The jerkface artist model is also false in more complicated ways. I remain proud of my early work, which was mostly written when I was a wilder and lonelier version of my current self, but I have to admit that it’s a bit emotionally monotonous. Back in the day I was the King of Melancholy, writing directly (and only) out of the deep well of pain I couldn’t escape — so much so that multiple people asked me, “Hey — why is your stuff all so sad?” Now that I’ve gotten more of a handle on my life, the work I do is much more emotionally diverse. I still write the sad stuff, but now there’s a whole lot of other stuff to write about, too. My artistic landscape has gotten bigger, not smaller, as I’ve worked to become a person I can be proud of.
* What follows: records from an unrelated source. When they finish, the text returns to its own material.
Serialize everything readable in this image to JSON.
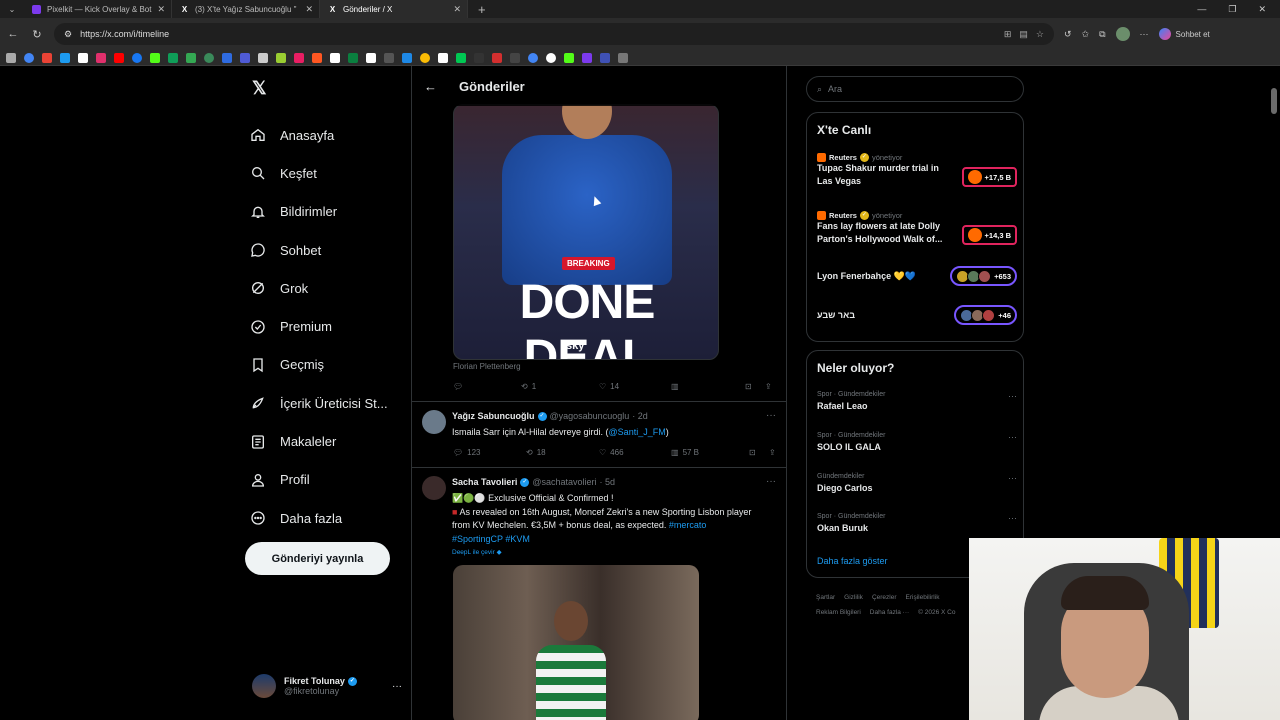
{
  "browser": {
    "tabs": [
      {
        "title": "Pixelkit — Kick Overlay & Bot",
        "active": false
      },
      {
        "title": "(3) X'te Yağız Sabuncuoğlu \"",
        "active": false
      },
      {
        "title": "Gönderiler / X",
        "active": true
      }
    ],
    "url": "https://x.com/i/timeline",
    "copilot_label": "Sohbet et"
  },
  "sidebar": {
    "items": [
      {
        "label": "Anasayfa",
        "icon": "home-icon"
      },
      {
        "label": "Keşfet",
        "icon": "search-icon"
      },
      {
        "label": "Bildirimler",
        "icon": "bell-icon"
      },
      {
        "label": "Sohbet",
        "icon": "chat-icon"
      },
      {
        "label": "Grok",
        "icon": "grok-icon"
      },
      {
        "label": "Premium",
        "icon": "premium-icon"
      },
      {
        "label": "Geçmiş",
        "icon": "bookmark-icon"
      },
      {
        "label": "İçerik Üreticisi St...",
        "icon": "rocket-icon"
      },
      {
        "label": "Makaleler",
        "icon": "article-icon"
      },
      {
        "label": "Profil",
        "icon": "profile-icon"
      },
      {
        "label": "Daha fazla",
        "icon": "more-circle-icon"
      }
    ],
    "post_button": "Gönderiyi yayınla",
    "account": {
      "name": "Fikret Tolunay",
      "handle": "@fikretolunay"
    }
  },
  "main": {
    "header_title": "Gönderiler",
    "post1": {
      "media": {
        "badge": "BREAKING",
        "headline": "DONE DEAL",
        "brand": "sky"
      },
      "credit": "Florian Plettenberg",
      "reposts": "1",
      "likes": "14"
    },
    "post2": {
      "name": "Yağız Sabuncuoğlu",
      "handle": "@yagosabuncuoglu",
      "time": "· 2d",
      "text": "Ismaila Sarr için Al-Hilal devreye girdi. (",
      "mention": "@Santi_J_FM",
      "text_end": ")",
      "replies": "123",
      "reposts": "18",
      "likes": "466",
      "views": "57 B"
    },
    "post3": {
      "name": "Sacha Tavolieri",
      "handle": "@sachatavolieri",
      "time": "· 5d",
      "line1": "Exclusive Official & Confirmed !",
      "line2": "As revealed on 16th August, Moncef Zekri's a new Sporting Lisbon player from KV Mechelen. €3,5M + bonus deal, as expected.",
      "hashtags_inline": "#mercato",
      "hashtags_line": "#SportingCP #KVM",
      "translate": "DeepL ile çevir"
    }
  },
  "right": {
    "search_placeholder": "Ara",
    "live": {
      "title": "X'te Canlı",
      "items": [
        {
          "source": "Reuters",
          "status": "yönetiyor",
          "text": "Tupac Shakur murder trial in Las Vegas",
          "count": "+17,5 B"
        },
        {
          "source": "Reuters",
          "status": "yönetiyor",
          "text": "Fans lay flowers at late Dolly Parton's Hollywood Walk of...",
          "count": "+14,3 B"
        },
        {
          "source": "",
          "status": "",
          "text": "Lyon Fenerbahçe 💛💙",
          "count": "+653"
        },
        {
          "source": "",
          "status": "",
          "text": "באר שבע",
          "count": "+46"
        }
      ]
    },
    "trends": {
      "title": "Neler oluyor?",
      "items": [
        {
          "category": "Spor · Gündemdekiler",
          "name": "Rafael Leao"
        },
        {
          "category": "Spor · Gündemdekiler",
          "name": "SOLO IL GALA"
        },
        {
          "category": "Gündemdekiler",
          "name": "Diego Carlos"
        },
        {
          "category": "Spor · Gündemdekiler",
          "name": "Okan Buruk"
        }
      ],
      "show_more": "Daha fazla göster"
    },
    "footer": {
      "line1": [
        "Şartlar",
        "Gizlilik",
        "Çerezler",
        "Erişilebilirlik"
      ],
      "line2": [
        "Reklam Bilgileri",
        "Daha fazla ···",
        "© 2026 X Co"
      ]
    }
  },
  "colors": {
    "accent": "#1d9bf0",
    "background": "#000000",
    "border": "#2f3336",
    "muted": "#71767b"
  }
}
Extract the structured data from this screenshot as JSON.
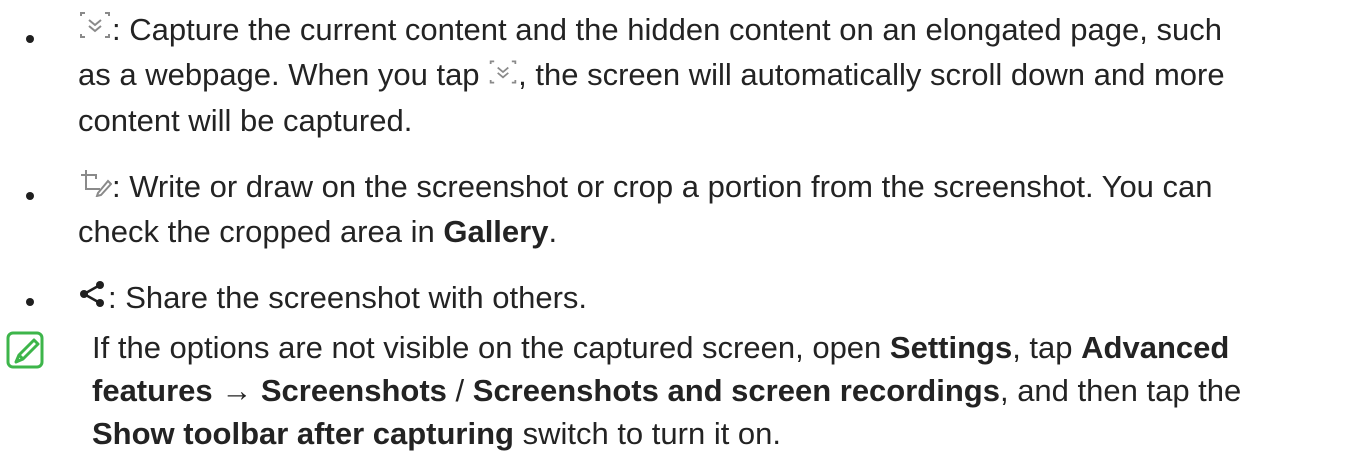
{
  "items": [
    {
      "icon": "scroll-capture-icon",
      "lines": [
        [
          ": Capture the current content and the hidden content on an elongated page, such"
        ],
        [
          "as a webpage. When you tap ",
          "{icon}",
          ", the screen will automatically scroll down and more"
        ],
        [
          "content will be captured."
        ]
      ],
      "line1": ": Capture the current content and the hidden content on an elongated page, such",
      "line2a": "as a webpage. When you tap ",
      "line2b": ", the screen will automatically scroll down and more",
      "line3": "content will be captured."
    },
    {
      "icon": "crop-draw-icon",
      "line1": ": Write or draw on the screenshot or crop a portion from the screenshot. You can",
      "line2a": "check the cropped area in ",
      "line2_bold": "Gallery",
      "line2b": "."
    },
    {
      "icon": "share-icon",
      "line1": ": Share the screenshot with others."
    }
  ],
  "note": {
    "icon": "note-icon",
    "line1a": "If the options are not visible on the captured screen, open ",
    "line1_bold1": "Settings",
    "line1b": ", tap ",
    "line1_bold2": "Advanced",
    "line2_bold1": "features",
    "line2a": " → ",
    "line2_bold2": "Screenshots",
    "line2b": " / ",
    "line2_bold3": "Screenshots and screen recordings",
    "line2c": ", and then tap the",
    "line3_bold": "Show toolbar after capturing",
    "line3a": " switch to turn it on."
  },
  "colors": {
    "text": "#232323",
    "note_icon": "#3db54a"
  }
}
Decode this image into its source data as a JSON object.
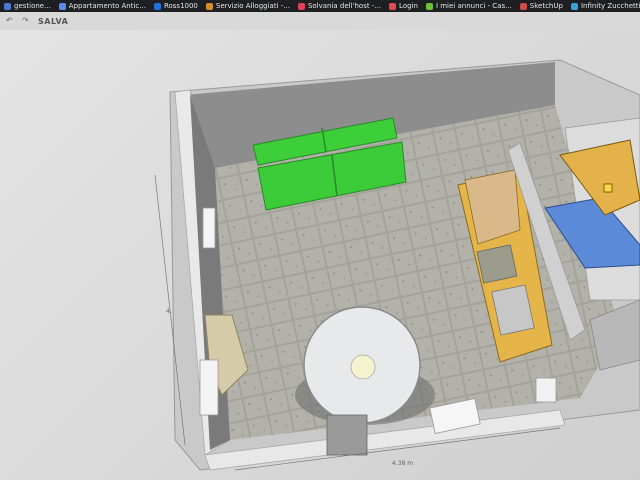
{
  "bookmarks": [
    {
      "label": "gestione...",
      "color": "#4a7bd0"
    },
    {
      "label": "Appartamento Antic...",
      "color": "#5b8def"
    },
    {
      "label": "Ross1000",
      "color": "#1f6fe0"
    },
    {
      "label": "Servizio Alloggiati -...",
      "color": "#d58b2f"
    },
    {
      "label": "Solvania dell'host -...",
      "color": "#e0405a"
    },
    {
      "label": "Login",
      "color": "#e24b4b"
    },
    {
      "label": "I miei annunci - Cas...",
      "color": "#6fbf3a"
    },
    {
      "label": "SketchUp",
      "color": "#d04a4a"
    },
    {
      "label": "Infinity Zucchetti",
      "color": "#3aa0d8"
    }
  ],
  "toolbar": {
    "undo_icon": "undo-icon",
    "redo_icon": "redo-icon",
    "save_label": "SALVA"
  },
  "plan": {
    "dim_bottom": "4.38 m",
    "dim_left": "4.",
    "colors": {
      "floor_tile": "#a8a8a0",
      "wall": "#bdbdbd",
      "bench": "#3cc93c",
      "kitchen": "#e6b54a",
      "shower": "#4f7fd6",
      "table": "#e7e9ea"
    }
  }
}
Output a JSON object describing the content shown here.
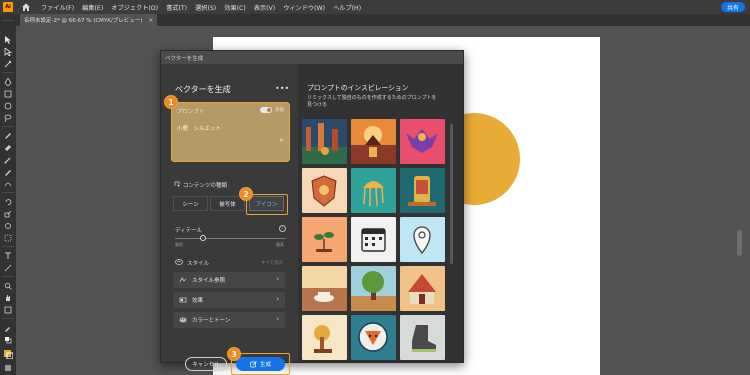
{
  "app": {
    "logo_text": "Ai",
    "menu": [
      "ファイル(F)",
      "編集(E)",
      "オブジェクト(O)",
      "書式(T)",
      "選択(S)",
      "効果(C)",
      "表示(V)",
      "ウィンドウ(W)",
      "ヘルプ(H)"
    ],
    "share_label": "共有"
  },
  "doc_tab": {
    "label": "名称未設定-2* @ 66.67 % (CMYK/プレビュー)",
    "close": "×"
  },
  "dialog": {
    "title": "ベクターを生成",
    "panel_title": "ベクターを生成",
    "more": "•••",
    "prompt": {
      "label": "プロンプト",
      "toggle_label": "英語",
      "text": "小鹿　シルエット",
      "clear": "×"
    },
    "content_type": {
      "label": "コンテンツの種類",
      "options": [
        "シーン",
        "被写体",
        "アイコン"
      ],
      "selected": "アイコン"
    },
    "detail": {
      "label": "ディテール",
      "min_label": "最低",
      "max_label": "最高",
      "value": 0.25
    },
    "style": {
      "label": "スタイル",
      "clear_all": "すべて消去",
      "rows": [
        "スタイル参照",
        "効果",
        "カラーとトーン"
      ]
    },
    "cancel_label": "キャンセル",
    "generate_label": "生成",
    "badges": [
      "1",
      "2",
      "3"
    ],
    "inspiration": {
      "title": "プロンプトのインスピレーション",
      "subtitle": "リミックスして独自のものを作成するためのプロンプトを見つける"
    }
  },
  "colors": {
    "accent_blue": "#1473e6",
    "highlight_orange": "#e8a43a",
    "circle_fill": "#e8ab35"
  }
}
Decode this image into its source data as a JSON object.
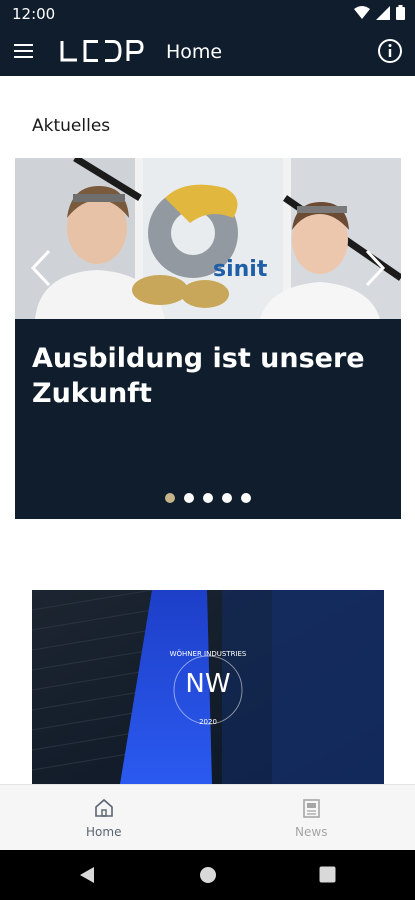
{
  "status_bar": {
    "time": "12:00",
    "icons": [
      "wifi-icon",
      "cellular-icon",
      "battery-icon"
    ]
  },
  "app_bar": {
    "logo_text": "LCDP",
    "title": "Home",
    "menu_icon": "hamburger-menu-icon",
    "info_icon": "info-icon"
  },
  "news": {
    "section_title": "Aktuelles",
    "carousel": {
      "slide_title": "Ausbildung ist unsere Zukunft",
      "image_sign_text": "sinit",
      "slide_count": 5,
      "active_index": 0
    }
  },
  "card": {
    "image_text_top": "WÖHNER INDUSTRIES",
    "image_text_bottom": "2020",
    "monogram": "NW"
  },
  "bottom_nav": {
    "items": [
      {
        "label": "Home",
        "icon": "home-icon",
        "active": true
      },
      {
        "label": "News",
        "icon": "newspaper-icon",
        "active": false
      }
    ]
  },
  "colors": {
    "primary_dark": "#0f1d2c",
    "dot_active": "#c6b48a",
    "accent_blue": "#1f4fd1"
  }
}
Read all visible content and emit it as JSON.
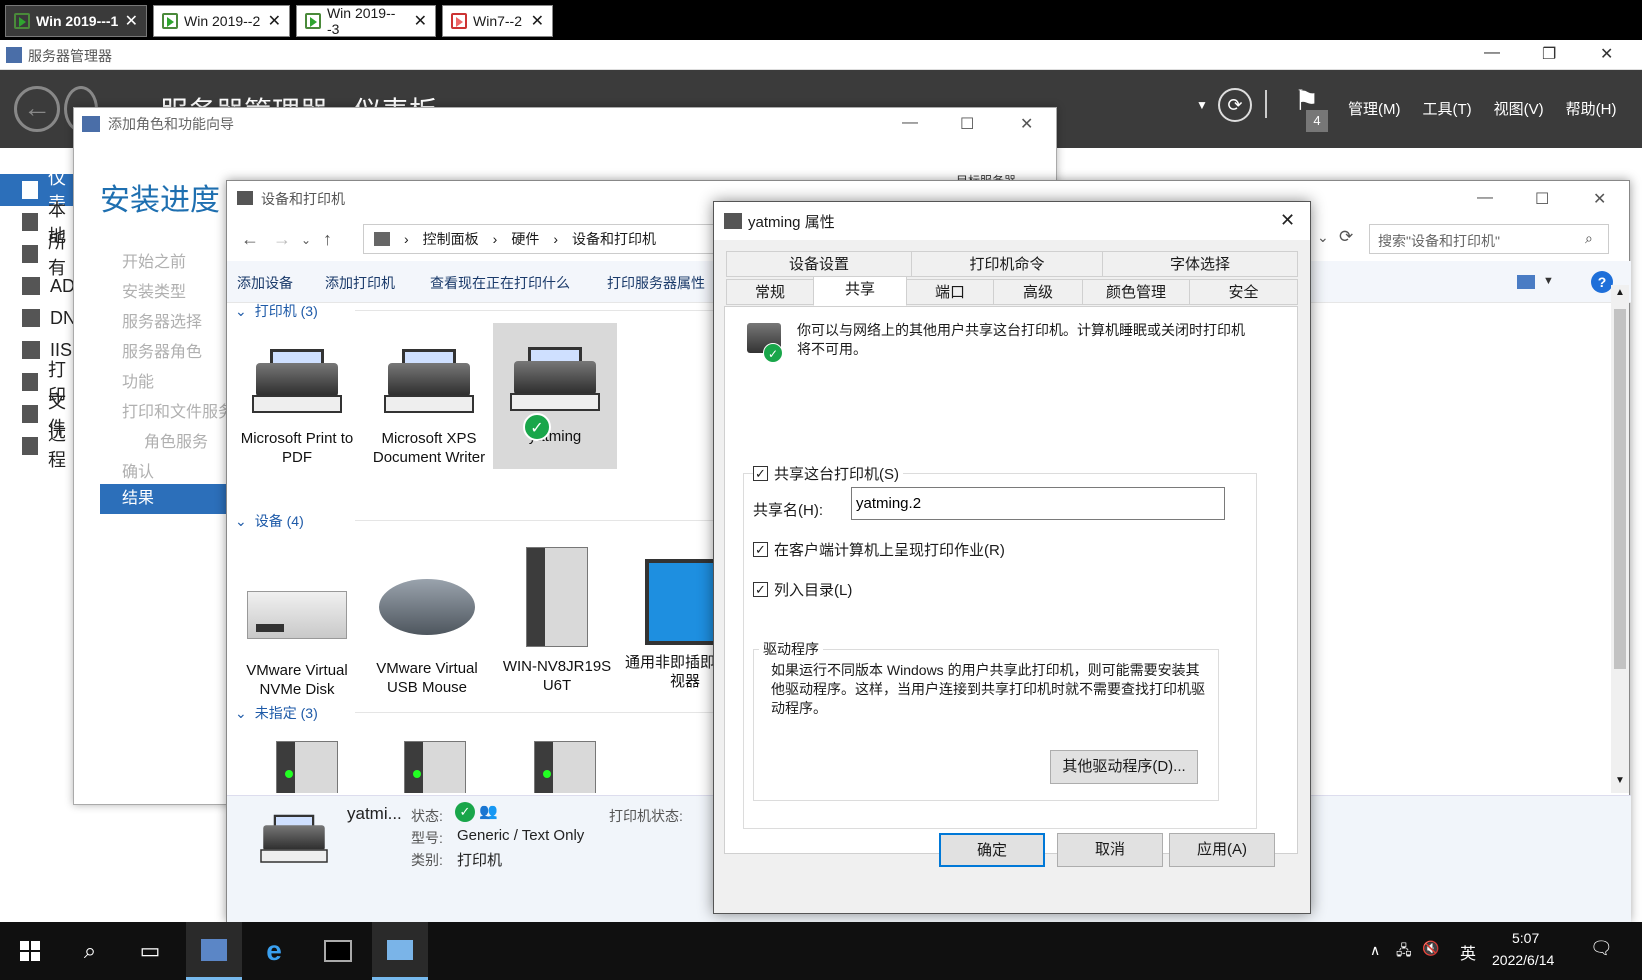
{
  "vm_tabs": [
    "Win 2019---1",
    "Win 2019--2",
    "Win 2019---3",
    "Win7--2"
  ],
  "server_manager": {
    "title": "服务器管理器",
    "header_title": "服务器管理器 · 仪表板",
    "notification_count": "4",
    "menus": [
      "管理(M)",
      "工具(T)",
      "视图(V)",
      "帮助(H)"
    ],
    "sidebar": [
      "仪表",
      "本地",
      "所有",
      "AD",
      "DN",
      "IIS",
      "打印",
      "文件",
      "远程"
    ]
  },
  "wizard": {
    "title": "添加角色和功能向导",
    "heading": "安装进度",
    "target_label": "目标服务器",
    "steps": [
      "开始之前",
      "安装类型",
      "服务器选择",
      "服务器角色",
      "功能",
      "打印和文件服务",
      "角色服务",
      "确认",
      "结果"
    ]
  },
  "devices_window": {
    "title": "设备和打印机",
    "breadcrumb": [
      "控制面板",
      "硬件",
      "设备和打印机"
    ],
    "search_placeholder": "搜索\"设备和打印机\"",
    "commands": [
      "添加设备",
      "添加打印机",
      "查看现在正在打印什么",
      "打印服务器属性"
    ],
    "groups": {
      "printers": "打印机 (3)",
      "devices": "设备 (4)",
      "unspecified": "未指定 (3)"
    },
    "printers": [
      "Microsoft Print to PDF",
      "Microsoft XPS Document Writer",
      "yatming"
    ],
    "devices": [
      "VMware Virtual NVMe Disk",
      "VMware Virtual USB Mouse",
      "WIN-NV8JR19S U6T",
      "通用非即插即用监视器"
    ],
    "details": {
      "name": "yatmi...",
      "status_label": "状态:",
      "model_label": "型号:",
      "model_value": "Generic / Text Only",
      "category_label": "类别:",
      "category_value": "打印机",
      "printer_status_label": "打印机状态:"
    }
  },
  "properties_dialog": {
    "title": "yatming 属性",
    "tabs_top": [
      "设备设置",
      "打印机命令",
      "字体选择"
    ],
    "tabs_bottom": [
      "常规",
      "共享",
      "端口",
      "高级",
      "颜色管理",
      "安全"
    ],
    "selected_tab": "共享",
    "info_text": "你可以与网络上的其他用户共享这台打印机。计算机睡眠或关闭时打印机将不可用。",
    "share_checkbox": "共享这台打印机(S)",
    "share_name_label": "共享名(H):",
    "share_name_value": "yatming.2",
    "render_checkbox": "在客户端计算机上呈现打印作业(R)",
    "list_checkbox": "列入目录(L)",
    "driver_group_label": "驱动程序",
    "driver_text": "如果运行不同版本 Windows 的用户共享此打印机，则可能需要安装其他驱动程序。这样，当用户连接到共享打印机时就不需要查找打印机驱动程序。",
    "other_drivers_button": "其他驱动程序(D)...",
    "ok_button": "确定",
    "cancel_button": "取消",
    "apply_button": "应用(A)"
  },
  "taskbar": {
    "ime": "英",
    "time": "5:07",
    "date": "2022/6/14"
  }
}
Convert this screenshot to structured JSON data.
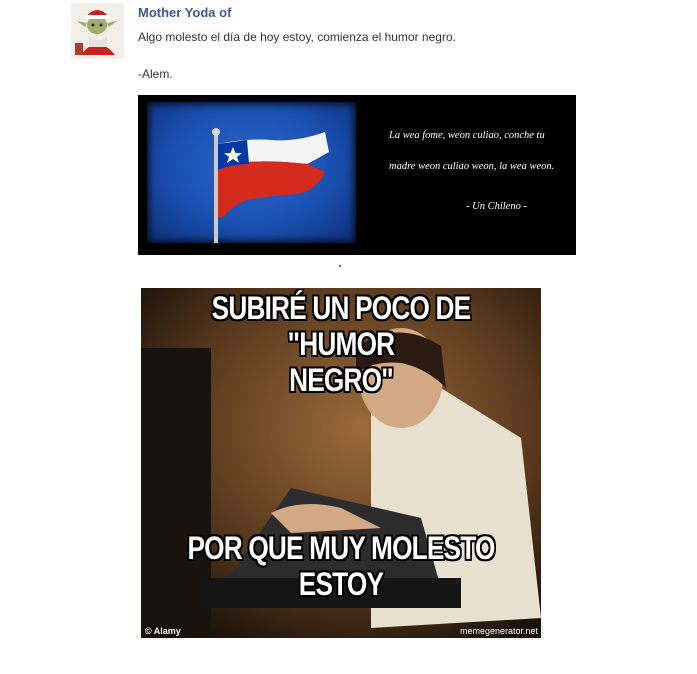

This is, of course, an ongoing process. My old tendencies are not dead so much as generally under control, and, in any case, you don’t attain decency by killing who you are. You work and work to find a balance between your needs and the needs of others. You work and work to find productive ways to inhabit the personality you’ve got.
You search continuously for healthy outlets, for reasonable ways to give your creative life the attention it demands. Above all, you make sure you don’t use your art as an excuse. Instead you turn your creativity both to your art and to your own life. You make sure that both of them lead to great and lasting works.